Splendore visivo, dunque, una messinscena musicale che segue la partitura perfino nella scelta dei colori - ma sovraccaricata d'immagini, di personaggi, di suggestioni, faticosa per l'occhio e alla lunga per lo spirito. Ci si chiede come i cantanti potesse concentrarsi e sbocciare in mezzo a questo gran caos, considerato che nemmeno la psicologia dei personaggi sembra interessare troppo il regista. Almeno, così, i cantanti non sono obbligati a compiere ogni sorta di azione cantando.

Splendore musicale senza dubbio: l’Orchestre de l’Opéra National de Paris sotto la direzione di Philippe Jordan serve la sublime partitura con finezza, così come il Coro. Coprono un po' Faust all'inizio, finché non si trova un certo equilibrio. Conoscendo le qualità di Jonas Kaufmann, che dunque è Faust questa sera, ci si può domandare d'altra parte se questo effetto non fosse voluto, giacché sembra spento e dimesso per tutta la prima parte, prima di svelare con il suo primo "Margarita!" tutto lo slancio della sua voce, e da lì è semplicemente sublime nelle sue arie, accattivante e fine attore nella discrezione di un personaggio senza troppo rilievo.

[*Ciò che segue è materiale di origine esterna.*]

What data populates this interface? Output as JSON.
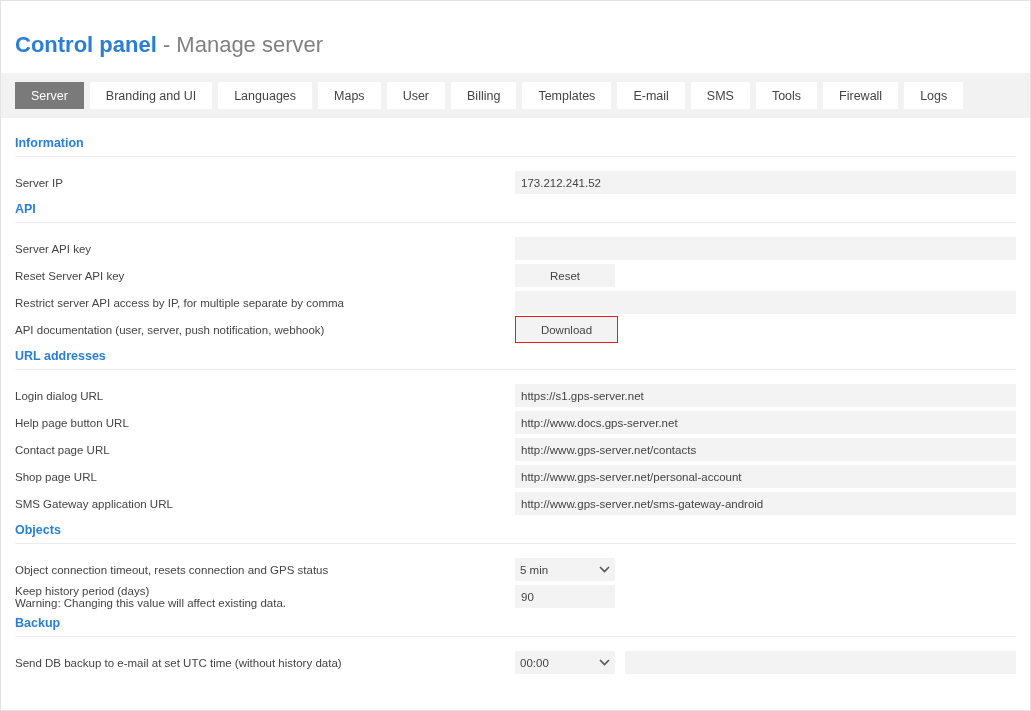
{
  "title": {
    "main": "Control panel",
    "sub": "- Manage server"
  },
  "tabs": [
    {
      "label": "Server",
      "selected": true
    },
    {
      "label": "Branding and UI",
      "selected": false
    },
    {
      "label": "Languages",
      "selected": false
    },
    {
      "label": "Maps",
      "selected": false
    },
    {
      "label": "User",
      "selected": false
    },
    {
      "label": "Billing",
      "selected": false
    },
    {
      "label": "Templates",
      "selected": false
    },
    {
      "label": "E-mail",
      "selected": false
    },
    {
      "label": "SMS",
      "selected": false
    },
    {
      "label": "Tools",
      "selected": false
    },
    {
      "label": "Firewall",
      "selected": false
    },
    {
      "label": "Logs",
      "selected": false
    }
  ],
  "sections": [
    {
      "heading": "Information",
      "rows": [
        {
          "kind": "field",
          "label": "Server IP",
          "value": "173.212.241.52"
        }
      ]
    },
    {
      "heading": "API",
      "rows": [
        {
          "kind": "field",
          "label": "Server API key"
        },
        {
          "kind": "button",
          "label": "Reset Server API key",
          "button": "Reset",
          "highlighted": false
        },
        {
          "kind": "field",
          "label": "Restrict server API access by IP, for multiple separate by comma"
        },
        {
          "kind": "button",
          "label": "API documentation (user, server, push notification, webhook)",
          "button": "Download",
          "highlighted": true
        }
      ]
    },
    {
      "heading": "URL addresses",
      "rows": [
        {
          "kind": "field",
          "label": "Login dialog URL",
          "value": "https://s1.gps-server.net"
        },
        {
          "kind": "field",
          "label": "Help page button URL",
          "value": "http://www.docs.gps-server.net"
        },
        {
          "kind": "field",
          "label": "Contact page URL",
          "value": "http://www.gps-server.net/contacts"
        },
        {
          "kind": "field",
          "label": "Shop page URL",
          "value": "http://www.gps-server.net/personal-account"
        },
        {
          "kind": "field",
          "label": "SMS Gateway application URL",
          "value": "http://www.gps-server.net/sms-gateway-android"
        }
      ]
    },
    {
      "heading": "Objects",
      "rows": [
        {
          "kind": "select",
          "label": "Object connection timeout, resets connection and GPS status",
          "value": "5 min"
        },
        {
          "kind": "short-field",
          "label": "Keep history period (days)",
          "note": "Warning: Changing this value will affect existing data.",
          "value": "90"
        }
      ]
    },
    {
      "heading": "Backup",
      "rows": [
        {
          "kind": "select-field",
          "label": "Send DB backup to e-mail at set UTC time (without history data)",
          "value": "00:00"
        }
      ]
    }
  ]
}
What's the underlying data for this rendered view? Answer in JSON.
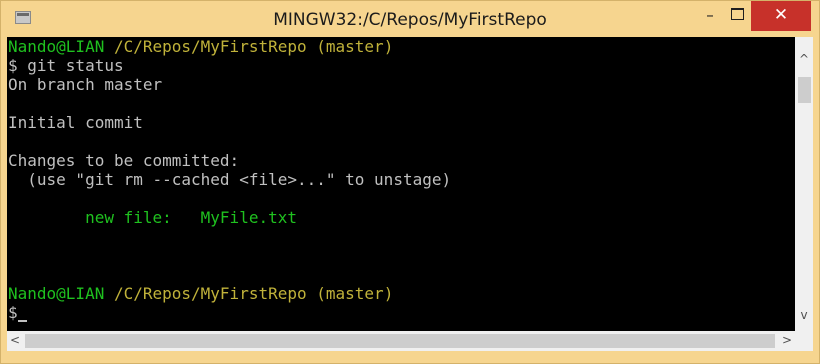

Sophie Koch incarna Marguerite, assai toccante e convincente con la voce calda e ampia. La sua aria "D’amour l’ardente flamme" è un istante di grazia totale, tanto più che qui la messa in scena riunisce musica, forme, colori, movimenti – qui un tutt'uno. Solo per un momento, ahimé… Bryn Terfel è un Méphistophélés da sogno con la sua bonomia ambiguamente mescolata con perfidia diabolica. Le tre voci sono meravigliose anche negli assiemi.

Così, si esce dalla sala con il cuore gioioso per la musica, lo spirito tormentato da interrogativi. Peccato, avrebbe potuto essere tutto perfetto.